Friday, August 12, 2011

Bunny mittens!!

These were a huge hit with people on campus and my friends on Facebook, so I'm excited to be bringing them to the blog audience at last...

Before I get down to the subject of knitting, I want you to meet two special somebodies who are very important to me. They are a bonded pair of house rabbits, known formally as Cinnamon the Mocha Bunny (right) and Olorin the Little Gray Bunny (left). She is a mini-lop, while he is a Netherland Dwarf mix. They have lived with us for quite a few years now, long enough for many legends and stories to spring up about them. For instance, the phrase "Cinnamon the Mocha Bunny" is fun to say in a wide variety of circumstances, or even at random, and can be sung as the lyrics to ANY tune imaginable (trust me, my husband and I have amply demonstrated this!). And Olorin happens to be Gandalf's name in the language of Westernesse, for those of a Tolkienian bent...
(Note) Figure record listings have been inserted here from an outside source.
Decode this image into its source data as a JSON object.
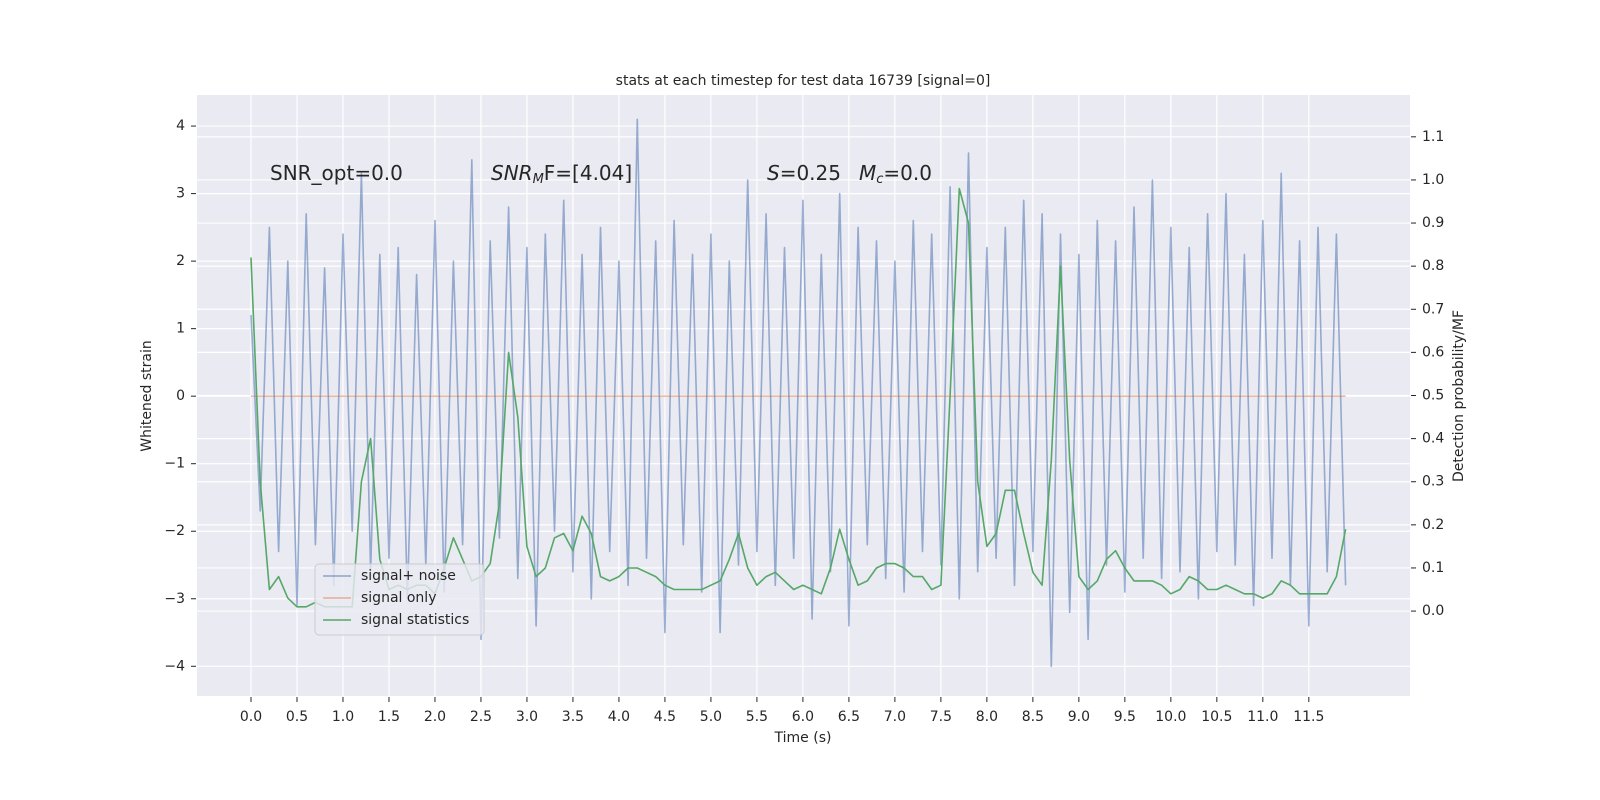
{
  "chart_data": {
    "type": "line",
    "title": "stats at each timestep for test data 16739 [signal=0]",
    "xlabel": "Time (s)",
    "ylabel": "Whitened strain",
    "y2label": "Detection probability/MF",
    "annotations": [
      {
        "main": "SNR_opt=0.0"
      },
      {
        "main": "SNR",
        "sub": "M",
        "tail": "F=[4.04]"
      },
      {
        "main": "S",
        "tail": "=0.25"
      },
      {
        "main": "M",
        "sub": "c",
        "tail": "=0.0"
      }
    ],
    "legend": "lower left",
    "grid": true,
    "x": [
      0,
      0.1,
      0.2,
      0.3,
      0.4,
      0.5,
      0.6,
      0.7,
      0.8,
      0.9,
      1,
      1.1,
      1.2,
      1.3,
      1.4,
      1.5,
      1.6,
      1.7,
      1.8,
      1.9,
      2,
      2.1,
      2.2,
      2.3,
      2.4,
      2.5,
      2.6,
      2.7,
      2.8,
      2.9,
      3,
      3.1,
      3.2,
      3.3,
      3.4,
      3.5,
      3.6,
      3.7,
      3.8,
      3.9,
      4,
      4.1,
      4.2,
      4.3,
      4.4,
      4.5,
      4.6,
      4.7,
      4.8,
      4.9,
      5,
      5.1,
      5.2,
      5.3,
      5.4,
      5.5,
      5.6,
      5.7,
      5.8,
      5.9,
      6,
      6.1,
      6.2,
      6.3,
      6.4,
      6.5,
      6.6,
      6.7,
      6.8,
      6.9,
      7,
      7.1,
      7.2,
      7.3,
      7.4,
      7.5,
      7.6,
      7.7,
      7.8,
      7.9,
      8,
      8.1,
      8.2,
      8.3,
      8.4,
      8.5,
      8.6,
      8.7,
      8.8,
      8.9,
      9,
      9.1,
      9.2,
      9.3,
      9.4,
      9.5,
      9.6,
      9.7,
      9.8,
      9.9,
      10,
      10.1,
      10.2,
      10.3,
      10.4,
      10.5,
      10.6,
      10.7,
      10.8,
      10.9,
      11,
      11.1,
      11.2,
      11.3,
      11.4,
      11.5,
      11.6,
      11.7,
      11.8,
      11.9
    ],
    "series": [
      {
        "name": "signal only",
        "color": "#dd8452",
        "values": [
          0,
          0,
          0,
          0,
          0,
          0,
          0,
          0,
          0,
          0,
          0,
          0,
          0,
          0,
          0,
          0,
          0,
          0,
          0,
          0,
          0,
          0,
          0,
          0,
          0,
          0,
          0,
          0,
          0,
          0,
          0,
          0,
          0,
          0,
          0,
          0,
          0,
          0,
          0,
          0,
          0,
          0,
          0,
          0,
          0,
          0,
          0,
          0,
          0,
          0,
          0,
          0,
          0,
          0,
          0,
          0,
          0,
          0,
          0,
          0,
          0,
          0,
          0,
          0,
          0,
          0,
          0,
          0,
          0,
          0,
          0,
          0,
          0,
          0,
          0,
          0,
          0,
          0,
          0,
          0,
          0,
          0,
          0,
          0,
          0,
          0,
          0,
          0,
          0,
          0,
          0,
          0,
          0,
          0,
          0,
          0,
          0,
          0,
          0,
          0,
          0,
          0,
          0,
          0,
          0,
          0,
          0,
          0,
          0,
          0,
          0,
          0,
          0,
          0,
          0,
          0,
          0,
          0,
          0,
          0
        ]
      },
      {
        "name": "signal+ noise",
        "color": "#4c72b0",
        "values": [
          1.2,
          -1.7,
          2.5,
          -2.3,
          2.0,
          -3.1,
          2.7,
          -2.2,
          1.9,
          -2.8,
          2.4,
          -2.0,
          3.3,
          -2.6,
          2.1,
          -2.4,
          2.2,
          -3.0,
          1.8,
          -2.5,
          2.6,
          -2.9,
          2.0,
          -2.2,
          3.5,
          -3.6,
          2.3,
          -2.1,
          2.8,
          -2.7,
          2.2,
          -3.4,
          2.4,
          -2.0,
          2.9,
          -2.6,
          2.1,
          -3.0,
          2.5,
          -2.3,
          2.0,
          -2.8,
          4.1,
          -2.4,
          2.3,
          -3.5,
          2.6,
          -2.2,
          2.1,
          -2.9,
          2.4,
          -3.5,
          2.0,
          -2.5,
          3.2,
          -2.3,
          2.7,
          -2.8,
          2.2,
          -2.4,
          2.9,
          -3.3,
          2.1,
          -2.6,
          3.0,
          -3.4,
          2.5,
          -2.2,
          2.3,
          -2.7,
          2.0,
          -2.9,
          2.6,
          -2.3,
          2.4,
          -2.5,
          3.1,
          -3.0,
          3.6,
          -2.6,
          2.2,
          -2.4,
          2.5,
          -2.8,
          2.9,
          -2.3,
          2.7,
          -4.0,
          2.4,
          -3.2,
          2.1,
          -3.6,
          2.6,
          -2.5,
          2.3,
          -2.9,
          2.8,
          -2.4,
          3.2,
          -2.7,
          2.5,
          -2.6,
          2.2,
          -3.0,
          2.7,
          -2.3,
          3.0,
          -2.5,
          2.1,
          -3.1,
          2.6,
          -2.4,
          3.3,
          -2.8,
          2.3,
          -3.4,
          2.5,
          -2.6,
          2.4,
          -2.8
        ]
      },
      {
        "name": "signal statistics",
        "color": "#55a868",
        "axis": "y2",
        "values": [
          0.82,
          0.3,
          0.05,
          0.08,
          0.03,
          0.01,
          0.01,
          0.02,
          0.01,
          0.01,
          0.01,
          0.01,
          0.3,
          0.4,
          0.12,
          0.05,
          0.06,
          0.05,
          0.06,
          0.06,
          0.04,
          0.1,
          0.17,
          0.12,
          0.07,
          0.08,
          0.11,
          0.25,
          0.6,
          0.45,
          0.15,
          0.08,
          0.1,
          0.17,
          0.18,
          0.14,
          0.22,
          0.18,
          0.08,
          0.07,
          0.08,
          0.1,
          0.1,
          0.09,
          0.08,
          0.06,
          0.05,
          0.05,
          0.05,
          0.05,
          0.06,
          0.07,
          0.12,
          0.18,
          0.1,
          0.06,
          0.08,
          0.09,
          0.07,
          0.05,
          0.06,
          0.05,
          0.04,
          0.1,
          0.19,
          0.12,
          0.06,
          0.07,
          0.1,
          0.11,
          0.11,
          0.1,
          0.08,
          0.08,
          0.05,
          0.06,
          0.5,
          0.98,
          0.9,
          0.3,
          0.15,
          0.18,
          0.28,
          0.28,
          0.18,
          0.09,
          0.06,
          0.35,
          0.8,
          0.35,
          0.08,
          0.05,
          0.07,
          0.12,
          0.14,
          0.1,
          0.07,
          0.07,
          0.07,
          0.06,
          0.04,
          0.05,
          0.08,
          0.07,
          0.05,
          0.05,
          0.06,
          0.05,
          0.04,
          0.04,
          0.03,
          0.04,
          0.07,
          0.06,
          0.04,
          0.04,
          0.04,
          0.04,
          0.08,
          0.19
        ]
      }
    ],
    "xlim": [
      -0.587,
      12.6
    ],
    "ylim": [
      -4.44,
      4.46
    ],
    "y2lim": [
      -0.197,
      1.197
    ],
    "xticks": [
      {
        "value": 0,
        "label": "0.0"
      },
      {
        "value": 0.5,
        "label": "0.5"
      },
      {
        "value": 1,
        "label": "1.0"
      },
      {
        "value": 1.5,
        "label": "1.5"
      },
      {
        "value": 2,
        "label": "2.0"
      },
      {
        "value": 2.5,
        "label": "2.5"
      },
      {
        "value": 3,
        "label": "3.0"
      },
      {
        "value": 3.5,
        "label": "3.5"
      },
      {
        "value": 4,
        "label": "4.0"
      },
      {
        "value": 4.5,
        "label": "4.5"
      },
      {
        "value": 5,
        "label": "5.0"
      },
      {
        "value": 5.5,
        "label": "5.5"
      },
      {
        "value": 6,
        "label": "6.0"
      },
      {
        "value": 6.5,
        "label": "6.5"
      },
      {
        "value": 7,
        "label": "7.0"
      },
      {
        "value": 7.5,
        "label": "7.5"
      },
      {
        "value": 8,
        "label": "8.0"
      },
      {
        "value": 8.5,
        "label": "8.5"
      },
      {
        "value": 9,
        "label": "9.0"
      },
      {
        "value": 9.5,
        "label": "9.5"
      },
      {
        "value": 10,
        "label": "10.0"
      },
      {
        "value": 10.5,
        "label": "10.5"
      },
      {
        "value": 11,
        "label": "11.0"
      },
      {
        "value": 11.5,
        "label": "11.5"
      }
    ],
    "yticks": [
      {
        "value": -4,
        "label": "−4"
      },
      {
        "value": -3,
        "label": "−3"
      },
      {
        "value": -2,
        "label": "−2"
      },
      {
        "value": -1,
        "label": "−1"
      },
      0,
      1,
      2,
      3,
      4
    ],
    "y2ticks": [
      {
        "value": 0,
        "label": "0.0"
      },
      {
        "value": 0.1,
        "label": "0.1"
      },
      {
        "value": 0.2,
        "label": "0.2"
      },
      {
        "value": 0.3,
        "label": "0.3"
      },
      {
        "value": 0.4,
        "label": "0.4"
      },
      {
        "value": 0.5,
        "label": "0.5"
      },
      {
        "value": 0.6,
        "label": "0.6"
      },
      {
        "value": 0.7,
        "label": "0.7"
      },
      {
        "value": 0.8,
        "label": "0.8"
      },
      {
        "value": 0.9,
        "label": "0.9"
      },
      {
        "value": 1,
        "label": "1.0"
      },
      {
        "value": 1.1,
        "label": "1.1"
      }
    ]
  }
}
I could go on and on about the charming personalities and funny antics of my beloved furry creatures. But for purposes of this blog post, the salient point is that they are different colors. So when I found a pattern for Bunny Mittens from House on a Hill Knits, I knew in an instant that I had to knit them as a tribute to Cinnamon and Olorin. And so I did, using 6 different shades of KnitPicks Pallete yarn (black, white, bison, marble heather, lipstick, and teal), and adding features that appealed to me from two other patterns: the Latvian braid and hem from Deep in the Forest mittens by Tuulia Salmela (a pattern waiting eagerly in my queue for just the right moment to arrive) and the side outline and lining from Fiddlehead mittens by Adrian Bizilia (which I had already made and enjoy wearing quite often). As with my Fiddleheads, I used KnitPicks Andean Treasure (100% baby alpaca) for the lining, which feels deliciously yummy and soft next to the skin. The following photo gallery tells pretty much the whole story of how they were made, step by step. I am proud of my colorwork on this project, and feel particularly smug about the fact that I paused to weave in all the hellish ends neatly before picking up stitches for the lining, even though my hard work and attention to detail will never show. But that's what pictures are for, to commemorate events and accomplishments hat would otherwise go unnoticed. As always, click on any one of these images to view an enlargement.

Between the double layer of Peruvian highlands wool from the stranded colorwork and the thick, cushy alpaca lining, these mittens are phenomenally warm and essentially windproof — just the ticket, in other words, for my chilly walks to & from work in the dead of winter. And even apart from keeping my hands from freezing off, they make me ridiculously HAPPY just to look at, because it's like having lots of little Cinnamons and Olorins along on my adventures. I am particularly fond of the gray bunny on each thumb.